Some people have said the fact that we have two parallel processes might be a challenge. It could be—it’s for talented diplomats to work out. I’m sure it can be found. The GGE was limited to 22 countries. The Open-ended Working Group is open to the whole world. I think it’s time that not only a few countries have a say in determining the norms and discussing it, but the whole world, including the private sector and civil society. We just have to work hard not to compete or confusion. Both processes are necessary.

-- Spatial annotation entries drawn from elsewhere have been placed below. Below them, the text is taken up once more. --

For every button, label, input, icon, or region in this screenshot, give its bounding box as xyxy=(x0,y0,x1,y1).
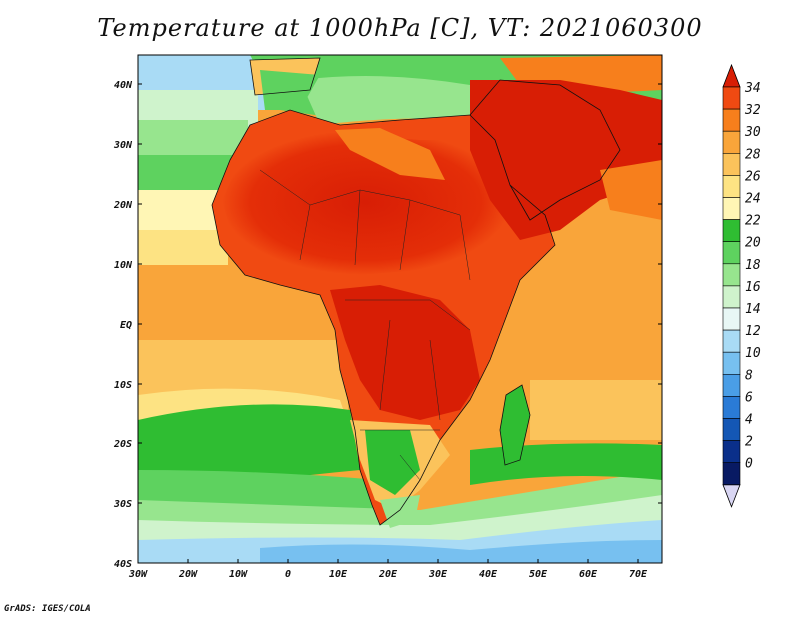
lat-label: 10N xyxy=(114,260,133,271)
lat-label: 40N xyxy=(114,80,133,91)
colorbar-label: 26 xyxy=(745,169,761,184)
lon-label: 20E xyxy=(378,569,398,580)
colorbar-top-arrow xyxy=(722,63,741,88)
libya-coast-warm xyxy=(335,128,445,180)
colorbar-segment xyxy=(722,130,741,154)
colorbar-label: 4 xyxy=(745,413,753,428)
lon-label: 0 xyxy=(285,569,291,580)
cape-cool xyxy=(380,495,420,528)
credit-text: GrADS: IGES/COLA xyxy=(4,604,91,614)
colorbar-segment xyxy=(722,418,741,441)
plot-frame xyxy=(137,54,663,564)
map-title: Temperature at 1000hPa [C], VT: 20210603… xyxy=(97,14,703,42)
colorbar-label: 20 xyxy=(745,236,761,251)
central-africa-hot xyxy=(330,285,480,420)
colorbar-label: 6 xyxy=(745,390,753,405)
lat-label: 30S xyxy=(113,499,132,510)
colorbar-label: 18 xyxy=(745,258,761,273)
colorbar-segment xyxy=(722,219,741,243)
colorbar-label: 12 xyxy=(745,324,761,339)
colorbar-label: 24 xyxy=(745,192,761,207)
colorbar-segment xyxy=(722,285,741,309)
lat-label: 20N xyxy=(113,200,133,211)
madagascar xyxy=(500,385,530,465)
colorbar-label: 10 xyxy=(745,346,761,361)
lat-label: 40S xyxy=(114,559,132,570)
arabia-iran-hot xyxy=(470,80,662,240)
colorbar-label: 14 xyxy=(745,302,761,317)
colorbar-label: 8 xyxy=(745,368,753,383)
colorbar-segment xyxy=(722,396,741,419)
lon-label: 10W xyxy=(229,569,248,580)
colorbar-bottom-arrow xyxy=(722,484,741,508)
colorbar-label: 30 xyxy=(744,125,761,140)
colorbar-segment xyxy=(722,175,741,198)
maghreb-green xyxy=(260,70,320,110)
arabian-sea-coast xyxy=(600,160,662,220)
lat-label: EQ xyxy=(120,320,132,331)
colorbar-segment xyxy=(722,263,741,287)
colorbar-segment xyxy=(722,197,741,220)
lat-label: 10S xyxy=(114,380,132,391)
colorbar-segment xyxy=(722,108,741,132)
southern-africa-green xyxy=(365,430,420,495)
colorbar-label: 22 xyxy=(745,214,761,229)
colorbar-label: 28 xyxy=(745,147,761,162)
lon-label: 30E xyxy=(428,569,448,580)
colorbar-segment xyxy=(722,440,741,464)
colorbar-label: 16 xyxy=(745,280,761,295)
colorbar-segment xyxy=(722,153,741,176)
map-field xyxy=(138,55,662,563)
atlantic-band-2 xyxy=(138,120,248,160)
colorbar-label: 34 xyxy=(744,81,761,96)
lon-label: 40E xyxy=(479,569,498,580)
colorbar-segment xyxy=(722,86,741,110)
colorbar-segment xyxy=(722,373,741,397)
longitude-labels: 30W 20W 10W 0 10E 20E 30E 40E 50E 60E 70… xyxy=(128,569,648,580)
atlantic-band-4 xyxy=(138,190,228,235)
lon-label: 60E xyxy=(579,569,598,580)
lat-label: 30N xyxy=(113,140,133,151)
mediterranean-sea xyxy=(300,76,480,125)
colorbar-segment xyxy=(722,462,741,486)
latitude-labels: 40N 30N 20N 10N EQ 10S 20S 30S 40S xyxy=(113,80,133,570)
lon-label: 70E xyxy=(629,569,648,580)
lon-label: 30W xyxy=(128,569,148,580)
lon-label: 50E xyxy=(529,569,548,580)
colorbar-segment xyxy=(722,241,741,265)
atlantic-band-5 xyxy=(138,230,228,270)
indian-ocean-mild xyxy=(530,380,662,440)
southern-band-4 xyxy=(260,540,662,563)
colorbar-segment xyxy=(722,351,741,375)
coastlines xyxy=(211,57,621,526)
colorbar-label: 2 xyxy=(745,435,753,450)
country-borders xyxy=(259,169,471,481)
lon-label: 20W xyxy=(178,569,198,580)
lon-label: 10E xyxy=(329,569,348,580)
colorbar-segment xyxy=(722,307,741,331)
lat-label: 20S xyxy=(113,439,132,450)
colorbar-label: 0 xyxy=(745,457,753,472)
colorbar-segment xyxy=(722,329,741,353)
colorbar-label: 32 xyxy=(744,103,761,118)
axis-ticks xyxy=(138,83,662,563)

Q5. Recently, the US imposed sanctions against Huawei for the purpose of responding to national security threats. Subsequently, US allies such as the United Kingdom, Australia, New Zealand and Japan have joined as well. South Korean government is in between a rock and a hard place between the U.S. and China. Do you think the sanction to Huawei can be justified? What is your opinion on the impact of the sanction on future cybersecurity?
To be honest, I’m not a technical expert enough to pass a judgment whether these allegations are true. But, they are made by important countries and so they have to be taken seriously. It is also now for the technical community or a system for technical labs or expertise, like the UK did to some extent, and we are proposing a series of trustworthy labs who can pass judgment so we don’t rush into sanctions. Then we have countersanctions, and stop investments and trade, and so forth. We should seriously look at the technological issues at hand and then try to move on
Q6. Do you think it can be possible in the future that the international community wins over their differences and international norms on cyber security?
We are reading it every day. Citizens are concerned. Politicans are concerned. It is not at the highest level of priorities, also at this conference, but it is a high security issue. It’s also important for economic issues. I think there will be a coming together, from civil society, from the private society, for norms. We cannot live in a rule-less space. It will still be a lot of work.